Roche commented on this miscommunication.
“Everytime I reach out to Aynsley Rosenbaum, he’s responsive to me. But I think it’s different with varsity sports. It was more of a MASCAC decision, where for club sports it’s an individual University decision.
“The fact that we didn’t know until later in the winter, I didn’t take that as a slight. I honestly thought that they were holding out hope to, at the very least, have somewhat of a season.”
Roche added the decision to cancel sports was much easier to make last year than it was this year being more of a “wait and see” type of situation.
“I honestly felt that it was a priority for them to have the NCAA level teams play,” he said.
The commitment level of varsity student athletes playing on a year-round basis is significantly greater than what club sports experience. Roche pointed out this exact reason is what draws people to join club teams.
“Not that they’re better athletes or better people or anything like that, they just put in a lot more time. It’s not an everyday thing for club teams,” Roche said. “We don’t have to be at every practice or even every game because the commitment level is far less.”
Practice time consists of fundamentals and basics taught in youth levels because the majority of the team has no experience playing.
Roche said, “We have to teach them the game, almost like you’re getting down to the bare bones because a lot of them, probably at least 40% of them, have never played lacrosse before, which I actually love.”
He added he admired how bold enough people are to try something new.
“They’re willing to come out and try something new, and maybe even not be very good at it. But they show up at practice and work hard,” Roche said.
Roche added the main focus of the lacrosse program is working hard, being competitive, and also having fun. Whereas the focus for a varsity sport is directed in a different way.
“Yeah we want to win, but we also want the guys to have a really solid experience and like the program and like the way the team chemistry is, and spend time outside of practices and games and get to know each other,” Roche said.
He added college is all about being a better person and student athlete, while engaging a little more in the community.
Roche said he is grateful for the “good culture” the team has with each other. He emphasized trying to find a role for everyone.
“Maybe somebody may be inexperienced or doesn’t know certain things, but they’re really fast or strong,” he added. “We find certain areas of the team – either offense or defense – they can excel at and can succeed.”

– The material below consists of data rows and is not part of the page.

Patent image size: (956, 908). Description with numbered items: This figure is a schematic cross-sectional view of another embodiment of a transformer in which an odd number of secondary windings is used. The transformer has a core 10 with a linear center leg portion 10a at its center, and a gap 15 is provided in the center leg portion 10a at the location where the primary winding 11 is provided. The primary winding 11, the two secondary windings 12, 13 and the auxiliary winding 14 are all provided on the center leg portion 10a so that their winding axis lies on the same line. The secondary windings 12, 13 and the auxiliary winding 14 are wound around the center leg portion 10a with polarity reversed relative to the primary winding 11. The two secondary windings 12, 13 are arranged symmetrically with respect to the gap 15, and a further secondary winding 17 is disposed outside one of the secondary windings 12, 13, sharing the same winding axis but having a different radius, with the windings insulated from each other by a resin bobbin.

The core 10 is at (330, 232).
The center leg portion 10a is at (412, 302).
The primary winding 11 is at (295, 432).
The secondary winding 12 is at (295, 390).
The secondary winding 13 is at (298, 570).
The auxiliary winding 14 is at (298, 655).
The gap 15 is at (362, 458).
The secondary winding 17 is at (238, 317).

Roche said the biggest impact he sees from his team is the humility – the fact somebody comes in and is learning about the sport while having fun.

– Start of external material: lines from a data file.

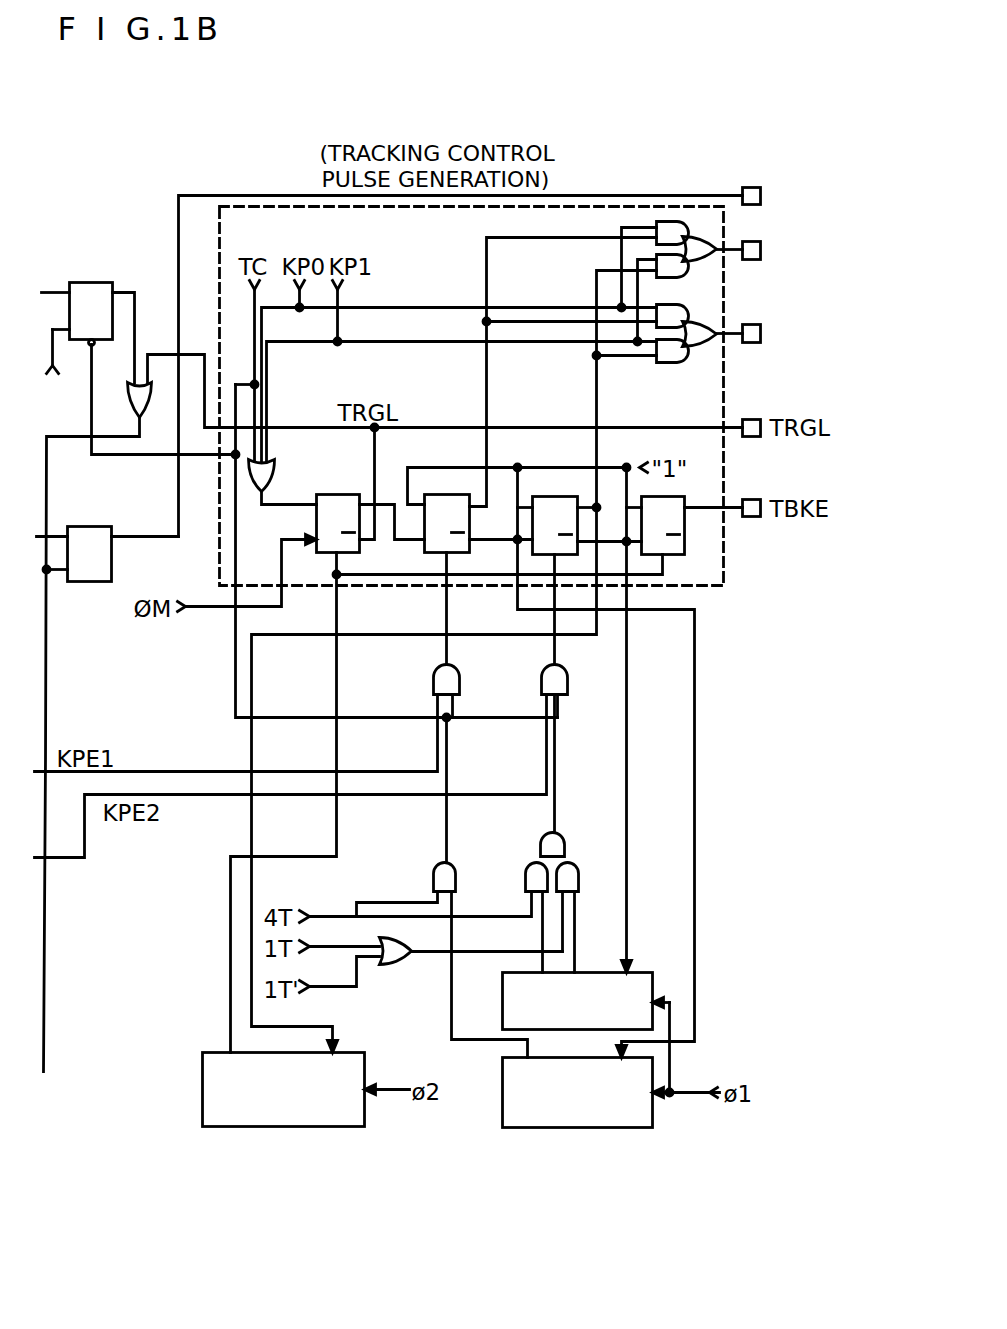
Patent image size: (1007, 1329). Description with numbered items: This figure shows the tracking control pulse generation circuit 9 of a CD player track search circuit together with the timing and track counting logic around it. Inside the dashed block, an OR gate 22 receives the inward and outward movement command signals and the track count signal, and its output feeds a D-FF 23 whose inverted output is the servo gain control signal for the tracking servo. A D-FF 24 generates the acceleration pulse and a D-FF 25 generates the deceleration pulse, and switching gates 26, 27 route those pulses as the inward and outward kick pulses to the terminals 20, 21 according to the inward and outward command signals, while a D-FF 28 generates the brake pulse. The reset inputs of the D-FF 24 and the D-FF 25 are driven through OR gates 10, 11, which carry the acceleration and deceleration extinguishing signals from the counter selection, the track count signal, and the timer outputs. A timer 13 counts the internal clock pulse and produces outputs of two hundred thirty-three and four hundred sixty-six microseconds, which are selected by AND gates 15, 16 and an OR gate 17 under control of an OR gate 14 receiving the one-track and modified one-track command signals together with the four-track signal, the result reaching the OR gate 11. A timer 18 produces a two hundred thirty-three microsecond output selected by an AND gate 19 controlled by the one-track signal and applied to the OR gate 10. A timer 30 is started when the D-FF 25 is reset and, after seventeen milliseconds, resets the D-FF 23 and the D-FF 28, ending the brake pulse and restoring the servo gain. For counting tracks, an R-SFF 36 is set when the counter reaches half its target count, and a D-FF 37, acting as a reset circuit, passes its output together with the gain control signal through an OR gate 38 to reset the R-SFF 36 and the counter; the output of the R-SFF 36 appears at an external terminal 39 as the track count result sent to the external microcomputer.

The tracking control pulse generation circuit 9 is at (248, 207).
The OR gate 10 is at (433, 682).
The OR gate 11 is at (567, 685).
The timer 13 is at (640, 973).
The OR gate 14 is at (395, 965).
The AND gate 15 is at (526, 880).
The AND gate 16 is at (578, 866).
The OR gate 17 is at (542, 843).
The timer 18 is at (620, 1128).
The AND gate 19 is at (434, 878).
The terminal 20 is at (753, 262).
The terminal 21 is at (753, 345).
The OR gate 22 is at (272, 478).
The D-FF 23 is at (340, 495).
The D-FF 24 is at (452, 495).
The D-FF 25 is at (560, 497).
The switching gate 26 is at (685, 278).
The switching gate 27 is at (685, 363).
The D-FF 28 is at (688, 520).
The timer 30 is at (330, 1127).
The R-SFF 36 is at (95, 582).
The D-FF 37 is at (95, 283).
The OR gate 38 is at (150, 405).
The external terminal 39 is at (758, 188).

“The fact that so many of these kids are humble and for lack of term suck at something as compared to the guy next to him, but [they] are willing to work at it and get better,” he added.

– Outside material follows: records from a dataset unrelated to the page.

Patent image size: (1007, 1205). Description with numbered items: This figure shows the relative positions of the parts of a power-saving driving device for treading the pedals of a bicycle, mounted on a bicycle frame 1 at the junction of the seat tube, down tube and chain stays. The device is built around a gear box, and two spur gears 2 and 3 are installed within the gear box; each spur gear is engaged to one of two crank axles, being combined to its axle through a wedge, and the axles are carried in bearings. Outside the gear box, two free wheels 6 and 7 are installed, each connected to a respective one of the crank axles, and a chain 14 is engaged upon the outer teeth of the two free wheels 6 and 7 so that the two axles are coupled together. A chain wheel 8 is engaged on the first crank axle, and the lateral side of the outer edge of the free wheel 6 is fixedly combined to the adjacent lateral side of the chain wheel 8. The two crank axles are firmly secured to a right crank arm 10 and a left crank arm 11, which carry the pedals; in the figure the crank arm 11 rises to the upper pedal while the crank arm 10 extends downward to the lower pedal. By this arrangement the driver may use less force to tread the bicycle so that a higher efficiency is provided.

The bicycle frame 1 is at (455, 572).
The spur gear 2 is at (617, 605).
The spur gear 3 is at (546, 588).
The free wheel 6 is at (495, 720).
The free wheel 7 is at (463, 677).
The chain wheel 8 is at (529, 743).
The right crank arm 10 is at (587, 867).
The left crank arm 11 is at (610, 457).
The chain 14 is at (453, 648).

Roche said the main goal for next year’s season is to get back to campus, meet people, and connect with their teammates and other students once again.
Assuming a more normal semester next fall, Roche said he wants to get the word out that the staff wants people to play and will be having in-person meetings this fall.
He said, “It’s important that we turn the page for the next few months, get everybody back on campus in September, and understand how important it is to get vaccinated.”
Roche added he is more than excited for the fall and to get back to normal and do what he and the student athletes of Framingham State love to do – play.
“I wish it was starting tomorrow,” Roche said. “I just can’t wait to be in person, get back in the meeting room, and play lacrosse.”